The document does not substantively address AI lifecycle stages. While AI is mentioned as one of several 'key technology focus areas,' the Act focuses on manufacturing supply chain resilience broadly, not on AI development, deployment, or monitoring specifically.
The document mentions AI only as one item in a list of 'key technology focus areas' alongside semiconductors, quantum computing, biotechnology, and other technologies. There are no definitions of AI models, systems, or specific AI categories. The focus is on manufacturing and supply chain resilience, not AI governance.
Mrs. Dingell, Ms. Blunt Rochester, Ms. Kelly of Illinois, Ms. Wild (Members of U.S. House of Representatives); Committee on Energy and Commerce
The bill was introduced by specific members of Congress and referred to the Committee on Energy and Commerce, which are the proposing entities for this legislation.
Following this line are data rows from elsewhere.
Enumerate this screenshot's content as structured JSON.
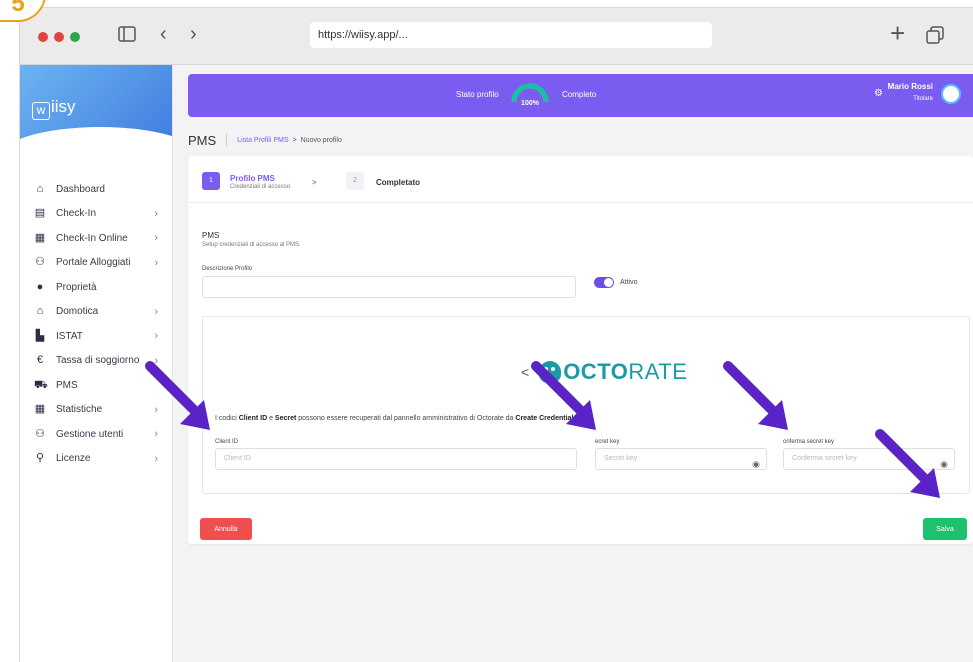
{
  "tutorial_step": "5",
  "browser": {
    "url": "https://wiisy.app/..."
  },
  "app": {
    "logo_text": "iisy",
    "logo_letter": "w"
  },
  "sidebar": {
    "items": [
      {
        "label": "Dashboard",
        "icon": "home-icon",
        "has_children": false
      },
      {
        "label": "Check-In",
        "icon": "id-card-icon",
        "has_children": true
      },
      {
        "label": "Check-In Online",
        "icon": "calendar-check-icon",
        "has_children": true
      },
      {
        "label": "Portale Alloggiati",
        "icon": "users-group-icon",
        "has_children": true
      },
      {
        "label": "Proprietà",
        "icon": "map-pin-icon",
        "has_children": false
      },
      {
        "label": "Domotica",
        "icon": "smart-home-icon",
        "has_children": true
      },
      {
        "label": "ISTAT",
        "icon": "bar-chart-icon",
        "has_children": true
      },
      {
        "label": "Tassa di soggiorno",
        "icon": "euro-icon",
        "has_children": true
      },
      {
        "label": "PMS",
        "icon": "car-icon",
        "has_children": false
      },
      {
        "label": "Statistiche",
        "icon": "table-icon",
        "has_children": true
      },
      {
        "label": "Gestione utenti",
        "icon": "users-icon",
        "has_children": true
      },
      {
        "label": "Licenze",
        "icon": "user-key-icon",
        "has_children": true
      }
    ]
  },
  "topbar": {
    "profile_status_label": "Stato profilo",
    "profile_percent": "100%",
    "profile_percent_value": 1.0,
    "profile_complete_label": "Completo",
    "user_name": "Mario Rossi",
    "user_role": "Titolare"
  },
  "page": {
    "title": "PMS",
    "breadcrumb_link": "Lista Profili PMS",
    "breadcrumb_sep": ">",
    "breadcrumb_current": "Nuovo profilo"
  },
  "stepper": {
    "step1_num": "1",
    "step1_title": "Profilo PMS",
    "step1_sub": "Credenziali di accesso",
    "arrow": ">",
    "step2_num": "2",
    "step2_title": "Completato"
  },
  "form": {
    "section_title": "PMS",
    "section_sub": "Setup credenziali di accesso al PMS.",
    "descrizione_label": "Descrizione Profilo",
    "descrizione_value": "",
    "toggle_label": "Attivo",
    "toggle_on": true,
    "provider_prev": "<",
    "provider_name_bold": "OCTO",
    "provider_name_light": "RATE",
    "note_pre": "I codici ",
    "note_b1": "Client ID",
    "note_mid1": " e ",
    "note_b2": "Secret",
    "note_mid2": " possono essere recuperati dal pannello amministrativo di Octorate da ",
    "note_b3": "Create Credentials",
    "client_id_label": "Client ID",
    "client_id_placeholder": "Client ID",
    "secret_label": "ecret key",
    "secret_placeholder": "Secret key",
    "confirm_label": "onferma secret key",
    "confirm_placeholder": "Conferma secret key"
  },
  "actions": {
    "cancel_label": "Annulla",
    "save_label": "Salva"
  },
  "colors": {
    "accent": "#7b5cf0",
    "cancel": "#ef4f4f",
    "save": "#1cc36e",
    "arrow": "#5a23c8",
    "badge": "#e8a21a"
  }
}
Under Secretary of the Office of Supply Chain Resiliency and Crisis Response, Department of Commerce, Inspector General of the Department of Commerce
The Under Secretary has authority to make determinations, award loans, establish criteria, revoke funding, and promulgate regulations. The Inspector General conducts audits and evaluations.
Under Secretary of the Office of Supply Chain Resiliency and Crisis Response, Inspector General of the Department of Commerce, Committee on Energy and Commerce of the House of Representatives, Committee on Commerce, Science, and Transportation of the Senate
The Under Secretary develops performance metrics and evaluates recipients. The Inspector General conducts audits every 4 years. Congressional committees receive reports and updates on the strategy.
Domestic manufacturers, domestic enterprises, manufacturing investment companies, State/county/city governments, Tribal governments, manufacturing extension centers, Manufacturing USA institutes, institutions of higher education, public/private nonprofit organizations
The Act targets entities eligible to receive loans and loan guarantees for manufacturing activities, including domestic manufacturers and enterprises that produce or procure critical goods, which may include AI-related manufacturing.